Betrieb geht unter neuem Namen weiter:

Junger Chef rettet Jobs seiner Kollegen

Als er seine Kündigung von der Firma Ziems bekam, brauchte Niederlassungsleiter Tom Kurzeia genau eine Nacht, um zu überschlafen, wie es weitergehen soll. Dann nahm der 29-Jährige allen Mut zusammen und ging in die Offensive.

Tom Kurzeia ist zuversichtlich, dass der Neustart klappt.
Claudia Marsal Tom Kurzeia ist zuversichtlich, dass der Neustart klappt.

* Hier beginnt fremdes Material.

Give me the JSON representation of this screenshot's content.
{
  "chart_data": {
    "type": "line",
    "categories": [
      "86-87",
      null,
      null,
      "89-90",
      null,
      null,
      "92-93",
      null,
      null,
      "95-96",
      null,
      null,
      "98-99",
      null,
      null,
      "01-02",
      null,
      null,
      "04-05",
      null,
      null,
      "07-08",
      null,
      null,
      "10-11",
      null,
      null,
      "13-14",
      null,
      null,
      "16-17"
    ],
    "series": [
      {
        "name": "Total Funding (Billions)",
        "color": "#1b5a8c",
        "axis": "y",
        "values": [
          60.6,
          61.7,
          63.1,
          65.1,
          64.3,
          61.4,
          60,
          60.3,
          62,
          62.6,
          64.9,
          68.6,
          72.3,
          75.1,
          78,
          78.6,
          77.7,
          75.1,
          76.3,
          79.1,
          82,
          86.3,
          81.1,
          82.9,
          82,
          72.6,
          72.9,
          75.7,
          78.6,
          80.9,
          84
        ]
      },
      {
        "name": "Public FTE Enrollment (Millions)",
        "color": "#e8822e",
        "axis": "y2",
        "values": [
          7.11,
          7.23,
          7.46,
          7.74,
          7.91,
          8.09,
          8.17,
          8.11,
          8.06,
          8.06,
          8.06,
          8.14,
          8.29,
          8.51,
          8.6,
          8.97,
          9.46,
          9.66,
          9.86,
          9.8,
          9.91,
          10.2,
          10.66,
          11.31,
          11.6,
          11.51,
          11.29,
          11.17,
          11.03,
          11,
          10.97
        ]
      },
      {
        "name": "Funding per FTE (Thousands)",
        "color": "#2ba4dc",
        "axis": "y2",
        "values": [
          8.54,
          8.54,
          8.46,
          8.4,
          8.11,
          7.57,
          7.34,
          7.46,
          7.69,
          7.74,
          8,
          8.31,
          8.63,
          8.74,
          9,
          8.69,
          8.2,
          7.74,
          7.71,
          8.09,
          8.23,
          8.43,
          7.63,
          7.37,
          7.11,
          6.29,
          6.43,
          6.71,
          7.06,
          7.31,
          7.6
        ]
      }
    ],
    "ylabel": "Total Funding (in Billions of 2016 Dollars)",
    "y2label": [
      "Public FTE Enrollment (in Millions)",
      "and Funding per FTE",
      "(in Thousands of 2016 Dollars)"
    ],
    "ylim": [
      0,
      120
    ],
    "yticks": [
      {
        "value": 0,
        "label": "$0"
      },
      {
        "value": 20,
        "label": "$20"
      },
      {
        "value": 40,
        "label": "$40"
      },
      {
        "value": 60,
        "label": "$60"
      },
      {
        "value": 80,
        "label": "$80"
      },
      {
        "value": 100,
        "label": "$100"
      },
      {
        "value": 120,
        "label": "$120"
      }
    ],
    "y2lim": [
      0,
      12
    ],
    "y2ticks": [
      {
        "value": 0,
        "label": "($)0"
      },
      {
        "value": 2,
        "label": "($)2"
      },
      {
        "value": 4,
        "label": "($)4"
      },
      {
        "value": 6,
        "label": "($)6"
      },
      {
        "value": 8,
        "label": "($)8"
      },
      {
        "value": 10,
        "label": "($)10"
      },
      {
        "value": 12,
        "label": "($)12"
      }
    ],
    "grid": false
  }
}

Tom Kurzeia hat dafür gesorgt, dass nicht die nächste Firma vom Prenzlauer Wirtschaftsatlas verschwindet. So wie der Niederlassungsleiter der Firma Ziems selbst, hatten auch alle Kollegen des Prenzlauer Betriebsteils ihre Kündigung erhalten. Das Schrott-Recycler war überschuldet und konnte seinen finanziellen Verpflichtungen nicht mehr nachkommen. Die Standorte Prenzlau, Wittstock, Neuruppin und Plau sollten deshalb geschlossen werden, um das Unternehmen in abgespeckter Form zu retten.

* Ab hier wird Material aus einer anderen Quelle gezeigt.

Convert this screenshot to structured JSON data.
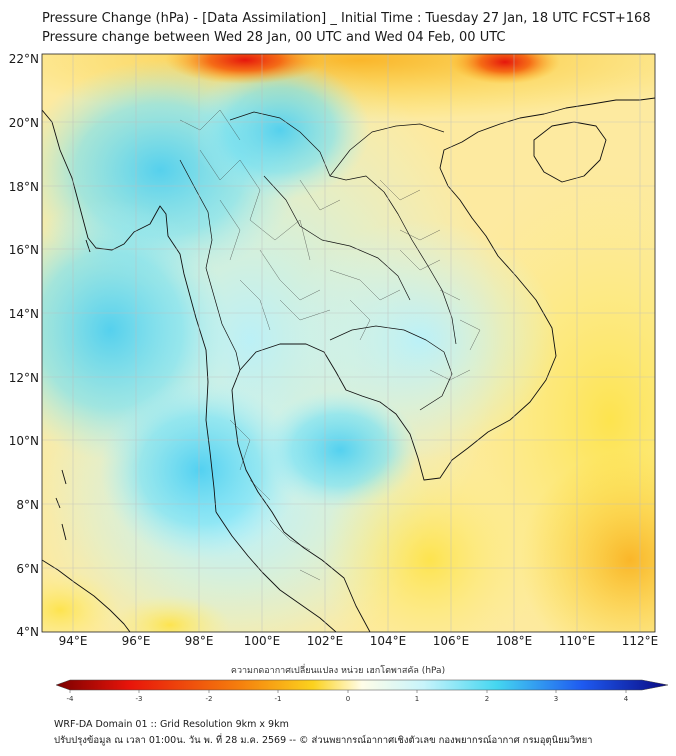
{
  "title": {
    "line1": "Pressure Change (hPa) - [Data Assimilation] _ Initial Time : Tuesday 27 Jan, 18 UTC FCST+168",
    "line2": "Pressure change between Wed 28 Jan, 00 UTC and Wed 04 Feb, 00 UTC"
  },
  "axes": {
    "lat_labels": [
      "22°N",
      "20°N",
      "18°N",
      "16°N",
      "14°N",
      "12°N",
      "10°N",
      "8°N",
      "6°N",
      "4°N"
    ],
    "lon_labels": [
      "94°E",
      "96°E",
      "98°E",
      "100°E",
      "102°E",
      "104°E",
      "106°E",
      "108°E",
      "110°E",
      "112°E"
    ]
  },
  "colorbar": {
    "title": "ความกดอากาศเปลี่ยนแปลง หน่วย เฮกโตพาสคัล (hPa)",
    "ticks": [
      "-4",
      "-3",
      "-2",
      "-1",
      "0",
      "1",
      "2",
      "3",
      "4"
    ],
    "min": -4,
    "max": 4,
    "colors": {
      "neg_dark": "#7a0000",
      "neg_red": "#e8140a",
      "neg_orange": "#f57f0d",
      "neg_yellow": "#fbd21e",
      "zero": "#fffde8",
      "pos_light": "#c8f4fb",
      "pos_cyan": "#45d6f0",
      "pos_blue": "#1e5af0",
      "pos_dark": "#0a0a82"
    }
  },
  "footer": {
    "line1": "WRF-DA Domain 01 :: Grid Resolution 9km x 9km",
    "line2": "ปรับปรุงข้อมูล ณ เวลา 01:00น. วัน พ. ที่ 28 ม.ค. 2569 -- © ส่วนพยากรณ์อากาศเชิงตัวเลข กองพยากรณ์อากาศ กรมอุตุนิยมวิทยา"
  }
}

„Das war ein großer Schock für uns alle“, so der 29-jährige Betriebsteilleiter. Er gestattete sich trotzdem nicht mehr als eine schlaflose Nacht, um zu entscheiden, wie es weitergehen soll. Ab 1. November traten für fünf der ehemals sieben Mitarbeiter neue Arbeitsverträge in Kraft. Unterzeichnet hat sie Tom Kurzeia, nun in Funktion des geschäftsführenden Gesellschafters des neuen Unternehmens PSR – Prenzlauer Schrott-Recycling GmbH. Im Hintergrund wirken zwei weitere Gesellschafter, dank denen der Kauf des Prenzlauer Betriebsteils aus der Insolvenzmasse schnell über die Bühne gebracht werden konnte.